Crucial For Your Career - Getting Into Your Dream Team

Interns in IBD can’t just choose where they want to spend their whole summer – they have to be chosen. So one of the first unofficial tasks on your new internship is networking. You will go through some technical training of just a few days, a lot of material to read up to - but what is really crucial about the beginning is to decide in which team/department you want to end up and how to get there. Be decisive in this – there are a lot of people ending up in a department they do not want to be in – and it is kind of a gridlock since it is hard to switch e.g. from sales to trading to Fixed Income to M&A. And the more years you actually have into the job, the tougher this actually gets. If you miss this in this first crucial step of your career, you will run into troubles.
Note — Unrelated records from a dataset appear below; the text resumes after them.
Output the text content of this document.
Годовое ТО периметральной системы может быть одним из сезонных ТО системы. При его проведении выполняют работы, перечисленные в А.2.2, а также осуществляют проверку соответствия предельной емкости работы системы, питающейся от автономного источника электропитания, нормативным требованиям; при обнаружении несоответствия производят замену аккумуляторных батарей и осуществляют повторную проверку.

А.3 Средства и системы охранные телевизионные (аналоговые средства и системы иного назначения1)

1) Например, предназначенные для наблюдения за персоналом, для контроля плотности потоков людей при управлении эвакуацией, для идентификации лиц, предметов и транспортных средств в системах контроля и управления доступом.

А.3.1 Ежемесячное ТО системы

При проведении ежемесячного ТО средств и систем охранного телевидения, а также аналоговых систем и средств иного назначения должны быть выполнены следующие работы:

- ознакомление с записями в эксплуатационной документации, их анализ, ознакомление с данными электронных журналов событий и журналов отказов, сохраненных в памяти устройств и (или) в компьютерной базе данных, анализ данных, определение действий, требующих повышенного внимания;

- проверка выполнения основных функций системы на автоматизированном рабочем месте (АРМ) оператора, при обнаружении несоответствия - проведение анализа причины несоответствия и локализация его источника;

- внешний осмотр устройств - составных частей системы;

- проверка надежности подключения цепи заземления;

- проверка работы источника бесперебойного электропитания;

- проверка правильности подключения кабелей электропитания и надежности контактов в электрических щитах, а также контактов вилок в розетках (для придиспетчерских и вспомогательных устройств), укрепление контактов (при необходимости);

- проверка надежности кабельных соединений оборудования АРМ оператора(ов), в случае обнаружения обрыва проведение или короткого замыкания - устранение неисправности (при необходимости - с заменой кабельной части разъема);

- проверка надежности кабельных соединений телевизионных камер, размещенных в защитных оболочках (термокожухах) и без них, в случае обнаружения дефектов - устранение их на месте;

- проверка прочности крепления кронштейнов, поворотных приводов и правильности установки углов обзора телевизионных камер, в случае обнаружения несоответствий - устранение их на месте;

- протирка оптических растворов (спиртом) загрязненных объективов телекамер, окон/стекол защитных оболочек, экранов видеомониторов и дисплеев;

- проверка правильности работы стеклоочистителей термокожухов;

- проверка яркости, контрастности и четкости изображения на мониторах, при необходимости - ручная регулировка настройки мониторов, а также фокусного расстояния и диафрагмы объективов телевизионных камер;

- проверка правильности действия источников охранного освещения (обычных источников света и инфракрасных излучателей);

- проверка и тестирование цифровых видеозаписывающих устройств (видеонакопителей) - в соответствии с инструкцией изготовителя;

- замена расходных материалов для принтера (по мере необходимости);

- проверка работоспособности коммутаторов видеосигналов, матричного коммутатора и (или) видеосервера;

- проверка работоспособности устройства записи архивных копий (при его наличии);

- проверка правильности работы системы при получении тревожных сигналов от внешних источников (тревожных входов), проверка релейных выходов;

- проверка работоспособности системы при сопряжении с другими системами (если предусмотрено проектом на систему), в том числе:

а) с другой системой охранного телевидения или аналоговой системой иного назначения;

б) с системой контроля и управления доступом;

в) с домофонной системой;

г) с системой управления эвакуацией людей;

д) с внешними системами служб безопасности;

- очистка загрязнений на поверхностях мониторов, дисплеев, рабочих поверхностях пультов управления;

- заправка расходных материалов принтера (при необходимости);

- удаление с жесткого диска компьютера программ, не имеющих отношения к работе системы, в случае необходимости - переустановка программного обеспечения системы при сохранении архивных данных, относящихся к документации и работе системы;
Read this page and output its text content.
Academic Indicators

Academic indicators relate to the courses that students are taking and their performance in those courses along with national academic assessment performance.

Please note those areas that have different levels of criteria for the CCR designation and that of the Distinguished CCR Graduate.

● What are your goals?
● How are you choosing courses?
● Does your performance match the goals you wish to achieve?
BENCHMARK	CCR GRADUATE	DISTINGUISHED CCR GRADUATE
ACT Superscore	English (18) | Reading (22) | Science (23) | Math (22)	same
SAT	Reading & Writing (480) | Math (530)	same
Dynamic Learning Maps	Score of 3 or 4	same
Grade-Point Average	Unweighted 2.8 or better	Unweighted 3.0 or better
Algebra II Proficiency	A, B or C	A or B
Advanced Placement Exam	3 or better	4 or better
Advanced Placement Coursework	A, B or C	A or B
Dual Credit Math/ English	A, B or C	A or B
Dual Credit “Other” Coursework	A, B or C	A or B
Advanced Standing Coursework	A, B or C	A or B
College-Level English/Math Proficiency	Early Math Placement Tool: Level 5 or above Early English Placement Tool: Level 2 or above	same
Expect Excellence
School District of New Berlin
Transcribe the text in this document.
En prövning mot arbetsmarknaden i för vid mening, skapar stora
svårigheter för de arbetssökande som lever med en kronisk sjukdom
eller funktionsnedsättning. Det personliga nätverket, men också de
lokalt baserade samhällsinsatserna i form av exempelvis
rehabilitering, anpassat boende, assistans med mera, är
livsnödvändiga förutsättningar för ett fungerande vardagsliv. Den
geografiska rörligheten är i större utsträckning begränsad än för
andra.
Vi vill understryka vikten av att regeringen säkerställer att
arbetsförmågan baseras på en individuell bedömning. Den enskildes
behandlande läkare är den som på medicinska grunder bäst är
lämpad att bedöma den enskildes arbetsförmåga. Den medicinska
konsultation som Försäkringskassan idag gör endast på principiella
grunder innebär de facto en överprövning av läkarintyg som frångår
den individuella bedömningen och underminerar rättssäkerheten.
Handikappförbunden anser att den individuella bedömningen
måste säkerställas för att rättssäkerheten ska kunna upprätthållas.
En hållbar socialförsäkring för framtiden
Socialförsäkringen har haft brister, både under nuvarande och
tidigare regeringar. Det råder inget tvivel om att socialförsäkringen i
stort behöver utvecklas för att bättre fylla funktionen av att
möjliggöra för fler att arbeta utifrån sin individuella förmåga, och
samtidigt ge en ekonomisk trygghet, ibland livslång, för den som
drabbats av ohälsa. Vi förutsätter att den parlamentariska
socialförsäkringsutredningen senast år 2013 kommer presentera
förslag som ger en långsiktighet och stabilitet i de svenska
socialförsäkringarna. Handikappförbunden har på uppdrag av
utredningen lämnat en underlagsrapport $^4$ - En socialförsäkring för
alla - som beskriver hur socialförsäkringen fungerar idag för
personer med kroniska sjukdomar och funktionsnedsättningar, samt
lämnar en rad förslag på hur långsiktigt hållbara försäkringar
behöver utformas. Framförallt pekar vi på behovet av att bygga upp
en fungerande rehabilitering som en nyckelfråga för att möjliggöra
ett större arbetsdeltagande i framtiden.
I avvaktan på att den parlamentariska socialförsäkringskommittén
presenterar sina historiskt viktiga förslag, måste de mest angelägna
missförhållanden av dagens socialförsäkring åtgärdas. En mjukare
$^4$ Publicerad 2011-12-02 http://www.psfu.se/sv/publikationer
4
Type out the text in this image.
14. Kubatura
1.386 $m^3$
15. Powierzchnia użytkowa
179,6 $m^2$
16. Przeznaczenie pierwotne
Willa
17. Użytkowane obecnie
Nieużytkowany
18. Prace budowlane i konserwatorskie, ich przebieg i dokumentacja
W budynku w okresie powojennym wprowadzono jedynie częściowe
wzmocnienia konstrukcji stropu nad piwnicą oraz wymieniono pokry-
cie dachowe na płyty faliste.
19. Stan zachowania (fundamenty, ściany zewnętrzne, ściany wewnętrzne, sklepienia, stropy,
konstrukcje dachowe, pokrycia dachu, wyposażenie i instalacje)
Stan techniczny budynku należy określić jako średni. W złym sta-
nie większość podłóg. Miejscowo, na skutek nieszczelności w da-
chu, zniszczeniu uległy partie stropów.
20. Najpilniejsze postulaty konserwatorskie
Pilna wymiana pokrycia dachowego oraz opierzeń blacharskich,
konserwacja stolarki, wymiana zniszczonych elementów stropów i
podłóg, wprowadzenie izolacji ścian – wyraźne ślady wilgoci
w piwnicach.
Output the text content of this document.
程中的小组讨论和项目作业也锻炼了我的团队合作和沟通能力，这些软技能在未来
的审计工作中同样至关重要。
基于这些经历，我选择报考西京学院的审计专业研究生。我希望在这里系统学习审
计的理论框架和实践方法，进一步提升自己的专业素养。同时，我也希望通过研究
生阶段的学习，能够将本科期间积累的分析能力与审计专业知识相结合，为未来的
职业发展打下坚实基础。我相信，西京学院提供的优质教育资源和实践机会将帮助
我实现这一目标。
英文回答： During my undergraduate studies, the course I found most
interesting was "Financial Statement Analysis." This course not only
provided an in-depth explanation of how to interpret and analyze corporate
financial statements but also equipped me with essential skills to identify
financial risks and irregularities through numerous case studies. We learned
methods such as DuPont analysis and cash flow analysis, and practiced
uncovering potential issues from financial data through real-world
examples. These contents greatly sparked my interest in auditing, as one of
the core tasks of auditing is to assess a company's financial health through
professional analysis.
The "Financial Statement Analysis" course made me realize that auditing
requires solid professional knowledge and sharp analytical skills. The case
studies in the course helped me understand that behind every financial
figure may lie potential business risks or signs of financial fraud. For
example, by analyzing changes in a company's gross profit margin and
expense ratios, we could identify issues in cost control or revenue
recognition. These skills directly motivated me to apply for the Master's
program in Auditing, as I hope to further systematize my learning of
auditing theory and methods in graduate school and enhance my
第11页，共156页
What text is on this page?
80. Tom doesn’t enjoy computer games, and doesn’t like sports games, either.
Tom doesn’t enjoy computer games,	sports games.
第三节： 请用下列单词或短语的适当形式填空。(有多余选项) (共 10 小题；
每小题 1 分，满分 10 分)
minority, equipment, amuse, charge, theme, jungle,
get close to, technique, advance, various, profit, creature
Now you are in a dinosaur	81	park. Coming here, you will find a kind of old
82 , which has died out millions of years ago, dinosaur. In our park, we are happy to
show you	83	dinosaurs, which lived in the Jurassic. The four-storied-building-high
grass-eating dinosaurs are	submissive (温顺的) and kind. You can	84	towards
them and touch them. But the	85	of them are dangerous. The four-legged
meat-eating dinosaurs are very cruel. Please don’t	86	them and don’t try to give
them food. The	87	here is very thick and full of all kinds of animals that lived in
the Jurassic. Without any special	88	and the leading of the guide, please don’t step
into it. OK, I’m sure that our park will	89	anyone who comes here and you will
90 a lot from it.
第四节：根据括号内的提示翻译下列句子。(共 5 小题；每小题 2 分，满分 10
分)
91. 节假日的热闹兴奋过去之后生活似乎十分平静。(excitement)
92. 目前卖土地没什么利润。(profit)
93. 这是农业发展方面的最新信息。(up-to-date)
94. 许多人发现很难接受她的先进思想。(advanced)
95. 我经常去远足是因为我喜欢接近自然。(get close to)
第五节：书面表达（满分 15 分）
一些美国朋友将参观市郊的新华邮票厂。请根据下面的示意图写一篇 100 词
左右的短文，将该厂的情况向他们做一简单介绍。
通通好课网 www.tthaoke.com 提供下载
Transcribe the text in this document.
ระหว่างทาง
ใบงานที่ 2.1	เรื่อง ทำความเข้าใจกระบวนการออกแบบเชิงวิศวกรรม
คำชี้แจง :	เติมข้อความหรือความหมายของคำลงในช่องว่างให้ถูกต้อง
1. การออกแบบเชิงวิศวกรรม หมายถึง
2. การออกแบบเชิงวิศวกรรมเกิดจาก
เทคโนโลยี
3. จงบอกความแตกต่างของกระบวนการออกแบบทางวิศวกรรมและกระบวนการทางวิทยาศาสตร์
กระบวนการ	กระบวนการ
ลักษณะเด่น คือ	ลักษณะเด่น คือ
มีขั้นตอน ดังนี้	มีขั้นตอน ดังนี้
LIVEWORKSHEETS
So attend every networking event, coffee break and every small talk with the people in the department you want to work with. But why should they choose you: Show them you will not be a smart-ass or pain, easy to work with, sharp and motivated. But don’t suck up to them – nobody likes this.

During The Internship

Be the best intern of the century or at least try. Be attentive, ask your fellow team members if you can help them with something, even if this means you will spend your summer weekend in the office. Try to navigate your way through the team, identify who works with or against each other and don’t get in the middle of conflicts during the summer internship. Be prepared to get swamped with a massive amount of relatively trivial work, it’s all there to see if you can cope with the stress and workload.

Scoring Your Full-Time Offer

Looking back there are a few aspects that can be identified as common ground in people and their behavior when scoring an FT position out of the Summer Analyst role. First you have to be willing to completely neglect your social and private life during the time of the internship. You have to be ready to do the upmost boring tasks for days to come and be prepared to get additional workload on top of this. But the most crucial question people ask themselves when evaluating an intern is: Do I want to sit next to him/her for 20 hours/7 days a week? So be yourself, try to enjoy the work and environment with its perks, don’t take things personally and integrate yourself into the team as much as you can.

This is a long lasting, not easy to pass but also well-paid test.
 
As cliche as it sounds, I think a key thing is just to "be yourself". People can often over-prepare themselves, or over-work themselves, and ultimately yes work your socks off but if you realise that working 17-hour days is not for you long-term, then it's equally important to be self-aware and realise that this internship is very much a two-way process. Engage and be helpful and crucially learn as much as you can!